The Huntress Diana Fountain (Spanish: Fuente de la Diana Cazadora) is a sculpture situated within the roundabout at the intersection of Paseo de la Reforma and Río Misisipí and Sevilla streets, on the border of the Colonia Cuauhtémoc and Colonia Juárez neighborhoods in Mexico City. The fountain was designed by the Italian architect and sculptor Enrique Alciati, and was unveiled in 1942. The centerpiece of the fountain is a bronze statue depicting Diana, the Roman goddess of the hunt, on top of a stone pedestal. Nearby skyscrapers include the Corporativo Reforma Diana (also known as Torre Reforma Diana) and Torre Diana.

==History==

Between the 1930s and 1960s, the capital authorities carried out different beautification projects that would involve the placement of various monuments and monumental fountains in the public space in tune with the mural movement and with the aesthetic influence of socialist realism.
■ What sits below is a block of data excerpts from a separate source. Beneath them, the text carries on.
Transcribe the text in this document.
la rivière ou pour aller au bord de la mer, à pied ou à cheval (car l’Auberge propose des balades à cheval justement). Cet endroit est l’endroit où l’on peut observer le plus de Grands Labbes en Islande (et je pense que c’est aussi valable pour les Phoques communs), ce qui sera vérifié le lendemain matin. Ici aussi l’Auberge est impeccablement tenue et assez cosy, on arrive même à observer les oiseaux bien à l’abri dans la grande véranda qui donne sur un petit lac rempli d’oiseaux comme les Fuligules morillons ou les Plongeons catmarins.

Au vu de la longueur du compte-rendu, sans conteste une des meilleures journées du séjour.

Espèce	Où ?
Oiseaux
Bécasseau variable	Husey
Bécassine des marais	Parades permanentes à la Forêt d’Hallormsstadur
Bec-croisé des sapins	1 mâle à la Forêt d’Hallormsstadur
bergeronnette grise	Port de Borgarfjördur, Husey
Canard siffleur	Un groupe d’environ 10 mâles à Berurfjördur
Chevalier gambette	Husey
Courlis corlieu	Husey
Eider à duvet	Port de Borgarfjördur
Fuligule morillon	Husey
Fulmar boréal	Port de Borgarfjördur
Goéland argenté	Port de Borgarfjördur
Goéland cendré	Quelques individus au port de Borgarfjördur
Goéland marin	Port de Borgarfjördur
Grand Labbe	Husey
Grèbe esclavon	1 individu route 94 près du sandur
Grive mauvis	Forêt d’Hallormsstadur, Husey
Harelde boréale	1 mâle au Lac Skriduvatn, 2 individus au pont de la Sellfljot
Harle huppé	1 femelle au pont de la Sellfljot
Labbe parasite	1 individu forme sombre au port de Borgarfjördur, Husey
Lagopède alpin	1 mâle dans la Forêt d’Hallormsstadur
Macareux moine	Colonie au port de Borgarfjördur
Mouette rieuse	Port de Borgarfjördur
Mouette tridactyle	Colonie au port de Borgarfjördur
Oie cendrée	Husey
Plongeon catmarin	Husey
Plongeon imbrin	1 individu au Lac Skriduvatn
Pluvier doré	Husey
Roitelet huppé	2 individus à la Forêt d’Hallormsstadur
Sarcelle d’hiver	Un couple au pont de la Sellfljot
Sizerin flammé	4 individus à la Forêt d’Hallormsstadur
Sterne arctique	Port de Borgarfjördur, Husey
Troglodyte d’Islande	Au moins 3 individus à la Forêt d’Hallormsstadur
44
The then president of Mexico Manuel Ávila Camacho, through the regent of the Federal District, Javier Rojo Gómez, commissioned the construction of a fountain for the roundabout that was located in Paseo de la Reforma
near the entrance to the Chapultepec Forest. The project was given to the architect Vicente Mendiola and the sculptor Juan Olaguíbel, who would jointly carry out other similar projects, such as the fountain of the Plaza California in Colonia del Valle and the Oil Fountain. The topic chosen by the commission agents was Diana, the Roman goddess of the hunt. On this fountain, instead of hunting animals she would point her arrow to the stars of the northern sky. The sculpture was made between April and September 1942.